Church-Affiliated Hospital Pension Plans Exempt from ERISA’s Requirements
Petitioners in the case were three church-affiliated nonprofits that ran hospitals and offered defined-benefit pension plans to their employees. The plans were established by the hospitals rather than by a church and were managed by internal employee-benefits committees. Respondents, current and former employees of the hospitals, had filed class actions alleging that their employers’ pension plans did not fall within ERISA’s “church plan” exemption because the plans had not been established by churches. The District Courts had agreed with the employees’ position, and the Third, Seventh, and Ninth Circuits affirmed those decisions.
The Supreme Court unanimously rejected Respondents’ argument. The Court, led by Justice Kagan, held that while Congress had initially only included plans “established and maintained” by a church in its definition of “church plan,” Congress’s 1980 amendments to the statute had included all plans “maintained by” principal-purpose organizations in that definition. The Court concluded that “a plan maintained by a principal-purpose organization therefore qualifies as a ‘church plan,’ regardless of who established it.” In so holding, the Court also noted that the three federal agencies responsible for administering ERISA (the Internal Revenue Service, Department of Labor, and Pension Benefit Guaranty Corporation) had long read the 1980 provisions as exempting plans like the hospitals’ from ERISA’s mandates.
Justice Sotomayor wrote a separate concurrence. While she was “persuaded that [the Court’s Opinion] correctly interpret[ed] the relevant statutory text,” she was “troubled by the outcome of these cases.” She observed that “the available legislative history [did] not clearly endorse this result” and said “this silence gives me pause.” “The decision to exempt plans neither established nor maintained by a church could have the kind of broad effect that is usually thoroughly debated during the legislative process and thus recorded in the legislative record.”
Justice Sotomayor also noted that organizations such as those of petitioners bore “little resemblance to those Congress considered when enacting the 1980 amendment to the church plan definition.” They “earn billions of dollars in revenue, and compete in the secular market with companies that must bear the cost of complying with ERISA.” Given this reality, Sotomayor suggested that Congress might be prompted “to take a different path.”
And it certainly draws into question the wisdom of hundreds of millions of dollars that have been paid in settlements of earlier church plan litigation, when the legal landscape looked much different—for example, in October 2016, Providence Health & Services agreed to pay nearly $352 million to settle class action claims that it had underfunded its pension plan by wrongly treating its plan as a “church plan” exempt from ERISA’s funding and vesting requirements.
The downside of this ruling, of course, is the potential impact on the millions of participants and beneficiaries of plans across the country maintained by church-affiliated organizations, such as schools and hospitals.

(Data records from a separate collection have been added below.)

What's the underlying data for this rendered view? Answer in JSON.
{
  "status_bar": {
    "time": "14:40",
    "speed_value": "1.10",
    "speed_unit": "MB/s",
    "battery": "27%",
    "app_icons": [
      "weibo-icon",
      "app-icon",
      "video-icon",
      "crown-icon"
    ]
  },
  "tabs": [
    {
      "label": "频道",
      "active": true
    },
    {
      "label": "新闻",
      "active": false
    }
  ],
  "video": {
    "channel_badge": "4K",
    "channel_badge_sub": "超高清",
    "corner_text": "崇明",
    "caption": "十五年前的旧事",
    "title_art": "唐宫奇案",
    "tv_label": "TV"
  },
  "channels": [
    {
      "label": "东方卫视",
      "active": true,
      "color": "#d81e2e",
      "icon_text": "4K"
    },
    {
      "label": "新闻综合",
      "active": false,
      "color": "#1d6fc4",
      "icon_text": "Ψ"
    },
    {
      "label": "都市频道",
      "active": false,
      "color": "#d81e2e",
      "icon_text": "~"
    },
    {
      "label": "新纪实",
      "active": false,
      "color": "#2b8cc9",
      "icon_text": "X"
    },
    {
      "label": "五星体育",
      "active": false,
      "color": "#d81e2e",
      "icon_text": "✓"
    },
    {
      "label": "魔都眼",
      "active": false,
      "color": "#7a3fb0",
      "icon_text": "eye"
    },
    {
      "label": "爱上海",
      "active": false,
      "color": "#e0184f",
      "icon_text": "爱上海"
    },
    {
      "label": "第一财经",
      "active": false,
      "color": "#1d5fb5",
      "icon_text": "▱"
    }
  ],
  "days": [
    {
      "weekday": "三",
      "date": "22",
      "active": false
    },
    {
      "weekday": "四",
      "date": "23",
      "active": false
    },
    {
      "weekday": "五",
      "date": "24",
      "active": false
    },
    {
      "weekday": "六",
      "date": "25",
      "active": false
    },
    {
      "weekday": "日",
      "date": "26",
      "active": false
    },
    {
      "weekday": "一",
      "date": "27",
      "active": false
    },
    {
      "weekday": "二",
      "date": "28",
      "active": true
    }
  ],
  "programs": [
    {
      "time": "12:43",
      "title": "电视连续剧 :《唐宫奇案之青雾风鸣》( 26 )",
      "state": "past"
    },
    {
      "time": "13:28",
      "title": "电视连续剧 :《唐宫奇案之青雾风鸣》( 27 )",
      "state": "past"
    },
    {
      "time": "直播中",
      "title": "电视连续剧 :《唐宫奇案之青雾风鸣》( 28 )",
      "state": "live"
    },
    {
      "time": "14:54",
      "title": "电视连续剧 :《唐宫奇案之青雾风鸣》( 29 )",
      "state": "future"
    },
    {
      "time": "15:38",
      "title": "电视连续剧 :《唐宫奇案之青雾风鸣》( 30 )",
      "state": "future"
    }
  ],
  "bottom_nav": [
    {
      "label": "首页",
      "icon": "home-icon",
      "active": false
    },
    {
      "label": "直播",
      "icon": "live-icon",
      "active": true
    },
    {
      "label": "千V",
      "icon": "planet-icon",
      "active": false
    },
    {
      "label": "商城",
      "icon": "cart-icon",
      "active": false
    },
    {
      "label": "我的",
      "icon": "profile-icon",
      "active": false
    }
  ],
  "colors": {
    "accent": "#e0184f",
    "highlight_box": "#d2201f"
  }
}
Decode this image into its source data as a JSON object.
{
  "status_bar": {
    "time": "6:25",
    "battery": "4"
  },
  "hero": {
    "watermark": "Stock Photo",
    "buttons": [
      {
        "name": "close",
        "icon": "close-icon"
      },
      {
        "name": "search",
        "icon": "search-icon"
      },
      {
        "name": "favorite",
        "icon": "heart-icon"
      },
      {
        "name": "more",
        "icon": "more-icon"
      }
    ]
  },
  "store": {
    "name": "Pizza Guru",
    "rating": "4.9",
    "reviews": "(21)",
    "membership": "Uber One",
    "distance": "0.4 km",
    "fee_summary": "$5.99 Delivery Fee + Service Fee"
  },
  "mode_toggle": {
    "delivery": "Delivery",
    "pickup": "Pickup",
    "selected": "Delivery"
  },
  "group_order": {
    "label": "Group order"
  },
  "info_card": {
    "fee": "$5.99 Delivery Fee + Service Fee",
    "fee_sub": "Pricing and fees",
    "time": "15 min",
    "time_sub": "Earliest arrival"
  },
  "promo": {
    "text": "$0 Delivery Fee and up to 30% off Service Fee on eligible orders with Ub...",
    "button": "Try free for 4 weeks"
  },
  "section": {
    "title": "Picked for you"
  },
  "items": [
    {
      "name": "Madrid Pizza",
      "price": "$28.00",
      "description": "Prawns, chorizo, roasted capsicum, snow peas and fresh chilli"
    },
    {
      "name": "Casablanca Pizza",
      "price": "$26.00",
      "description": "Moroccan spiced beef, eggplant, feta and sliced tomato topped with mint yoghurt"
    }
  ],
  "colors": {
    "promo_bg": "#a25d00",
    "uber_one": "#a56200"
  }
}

Pursuant to the Court’s decision, they are not protected by ERISA. ERISA provides federal consistent standards under which benefit plans must be operated – all designed to protect participants and beneficiaries. If ERISA does not apply to these plans, protections relating to fiduciary duties, vesting of benefits, funding, insurance, termination procedures, and claims and appeal rights may not exist. As a result of this ruling, therefore, church-affiliated organizations will have more leeway in the structure, design, and operation of their plans. On the other hand, it should not be forgotten that without ERISA preemption, state laws will govern these plans. ERISA’s remedies are limited, whereas conceivably there may be more (or at least different) avenues for relief available to participants and beneficiaries who are harmed by their benefit plans under state law. With ERISA out of the way, claimants are free to pursue state law claims, such as breach of contract, negligence, and statutory claims, against these plans. In addition, plans may also be liable for extra-contractual damages, such as punitive damages, under state law.